Chinese authorities had already sent an emphatic message earlier this week that international prominence was no shield for Chinese citizens. Two days before it became known that Meng had apparently disappeared, Chinese state media reported that Fan Binging, a Chinese actress who had disappeared for four months, had been cooperating with tax authorities, who fined her nearly $70 million in unpaid taxes and penalties.

Since President Xi Jinping became head of the Chinese Communist Party in 2012, he has demonstrated that no one, no matter how high ranking, is immune from accountability. This year, China established an anti-corruption investigation agency with wide powers to secretly detain officials suspected of wrongdoing.

Chinese officials under investigation often disappear for weeks or even months before the government says anything about their fate.

In France, investigators learned of Meng's disappearance when his wife went to police in Lyon on Thursday evening and explained that she not heard from her husband since his arrival in China, according to an official close to the investigation, who insisted on anonymity and was not authorized to comment publicly.

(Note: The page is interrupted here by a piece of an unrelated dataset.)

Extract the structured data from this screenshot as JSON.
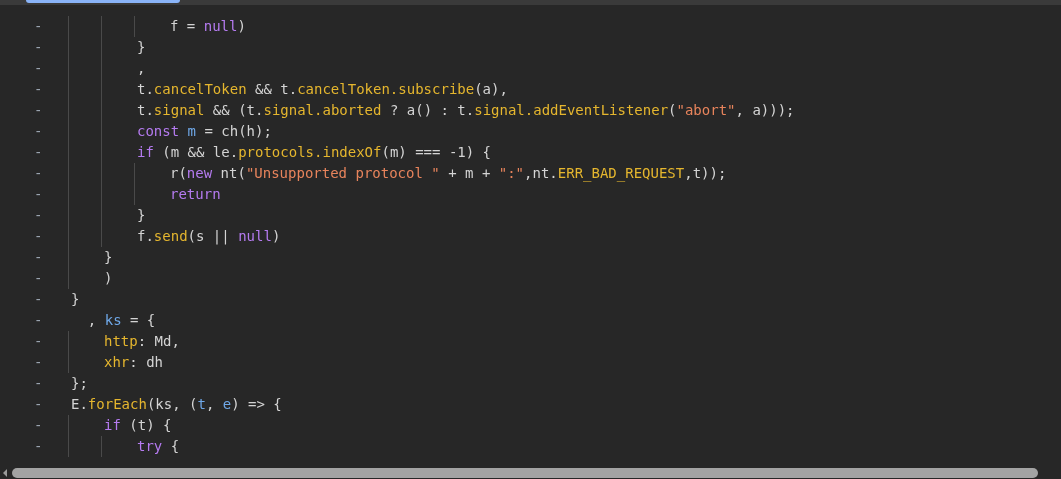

Meng's wife also told police that she had received threats by telephone and on social media, and French authorities have provided her with police protection, Agence France-Presse reported.

In a statement, Interpol, the main organization for global police cooperation, said that it was "aware of media reports in connection with the alleged disappearance" of Meng. "This is a matter for the relevant authorities in both France and China," the statement said.

After Meng was elected by Interpol's general assembly in 2016, he was celebrated by China's state-run news media. A Chinese Foreign Ministry spokesman, Lu Kang, said at the time that Meng's elevation had "received a positive response from the broad numbers of member countries" of Interpol.

Meng has remained a vice minister of China's Ministry of Public Security while he serves as president of Interpol, and a page describing his background and activities remained on the ministry's website Friday. China is in the middle of a weeklong National Day vacation, and calls to the ministry's media office Friday evening were not answered.

In April, the ministry disclosed that Meng was no longer a member of the Communist Party committee that oversees the ministry, a step that sparked speculation on overseas Chinese websites that he could be in trouble.

But official Chinese news media have not leveled any accusations against Meng, and as recently as August, he continued to receive official visitors in Beijing. After news of Meng's disappearance spread, The South China Morning Post, an English-language newspaper published in Hong Kong, cited an unnamed source in reporting that he had been taken away after arriving in China and was under investigation.